M. Bruno BLANC, président

Mme Soleine HUNTER-FALCK, conseillère

Mme Roselyne GAUTIER, conseillère.

qui en ont délibéré,

Greffier : Mme Aouatef ABDELLAOUI, lors des débats

ARRET :

- Contradictoire

- prononcé publiquement par mise à disposition de l'arrêt au greffe de la Cour, les parties en ayant été préalablement avisées dans les conditions prévues au deuxième alinéa de l'article 450 du Code de Procédure Civile,

- signé par Monsieur Bruno BLANC, Président, et par Mme Marine BRUNIE, Greffier à laquelle la minute de la décision a été remise par le magistrat signataire

EXPOSE DU LITIGE

[N] [O] [P], née en 1981, a été engagée par contrat de qualification par l'EURL LES TROIS AXES exerçant sous l'enseigne ANTHEA CUISINES le 24.04.2001, pour une durée de 24 mois, du 02.05.2001 au 30.04.2003, en qualité d'assistante architecte échelon 1 coefficient 225 à temps complet (39h par semaine).

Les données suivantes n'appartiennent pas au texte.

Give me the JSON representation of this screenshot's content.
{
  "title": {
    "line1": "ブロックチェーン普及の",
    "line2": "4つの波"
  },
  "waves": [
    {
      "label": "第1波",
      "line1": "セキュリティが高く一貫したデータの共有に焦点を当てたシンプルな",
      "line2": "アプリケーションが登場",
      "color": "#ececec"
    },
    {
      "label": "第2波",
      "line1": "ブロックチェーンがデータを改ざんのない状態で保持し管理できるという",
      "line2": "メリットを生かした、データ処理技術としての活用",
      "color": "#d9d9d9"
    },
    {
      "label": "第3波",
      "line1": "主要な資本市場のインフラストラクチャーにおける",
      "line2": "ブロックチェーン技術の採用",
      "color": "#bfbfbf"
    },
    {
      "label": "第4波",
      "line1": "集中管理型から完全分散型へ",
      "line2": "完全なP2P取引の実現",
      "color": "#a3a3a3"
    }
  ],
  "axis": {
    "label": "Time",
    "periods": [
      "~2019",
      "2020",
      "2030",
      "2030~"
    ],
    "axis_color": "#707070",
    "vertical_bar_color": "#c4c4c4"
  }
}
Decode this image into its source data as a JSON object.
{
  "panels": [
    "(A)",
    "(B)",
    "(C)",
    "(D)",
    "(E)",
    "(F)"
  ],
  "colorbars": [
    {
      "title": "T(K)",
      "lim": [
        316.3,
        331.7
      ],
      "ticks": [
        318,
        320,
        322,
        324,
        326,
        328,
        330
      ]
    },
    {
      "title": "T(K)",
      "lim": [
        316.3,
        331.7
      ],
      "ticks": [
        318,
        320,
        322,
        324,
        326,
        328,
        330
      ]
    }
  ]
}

Le 29.04.2003, un contrat de travail commercial VRP a été signé entre l'EURL LES TROIS AXES et [N] [O] [P], cette dernière étant embauchée en qualité de VRP exclusif ; il était prévu une rémunération variable avec un minimum garanti de 1.183,03 € brut mensuel pour 151h67, composée de commissions brutes fonction du chiffre d'affaires enregistré hors taxes mobilier, accessoires, électroménager, évier et robinetterie d'une part et d'autre part fonction du chiffre d'affaires hors taxes travaux et pose selon des modalités précisées contractuellement

Un nouveau contrat de travail à durée indéterminée a été signé entre les parties et paraphé par elles le 20.12.2005, [N] [O] [P] étant engagée en qualité de VRP exclusif Directrice de magasin, moyennant une rémunération mixte comportant une partie fixe de 1.500 € par mois et une partie variable résultant de commissions brutes et fonction du chiffre d'affaires enregistré hors taxe versées mensuellement conformément à un tableau annexé, outre des commissions calculées sur le chiffre d'affaires hors taxes travaux et pose selon des modalités précisées contractuellement ; ce contrat comportait des mentions manuscrites de la main du gérant : 'voir détail des rémunérations objet du présent contrat signé le 29/04/2003 - seul le fixe est modifié à 1500 € brut mensuel', le calcul du chiffre d'affaires enregistré hors taxe étant prévu dans un tableau en annexe ; étaient en effet annexés des documents relatifs au système de pourcentage, précisant qu'aucune heure supplémentaire ne pourrait être effectuée sans l'autorisation écrite du gérant outre une note de service concernant les modalités de commande et livraison.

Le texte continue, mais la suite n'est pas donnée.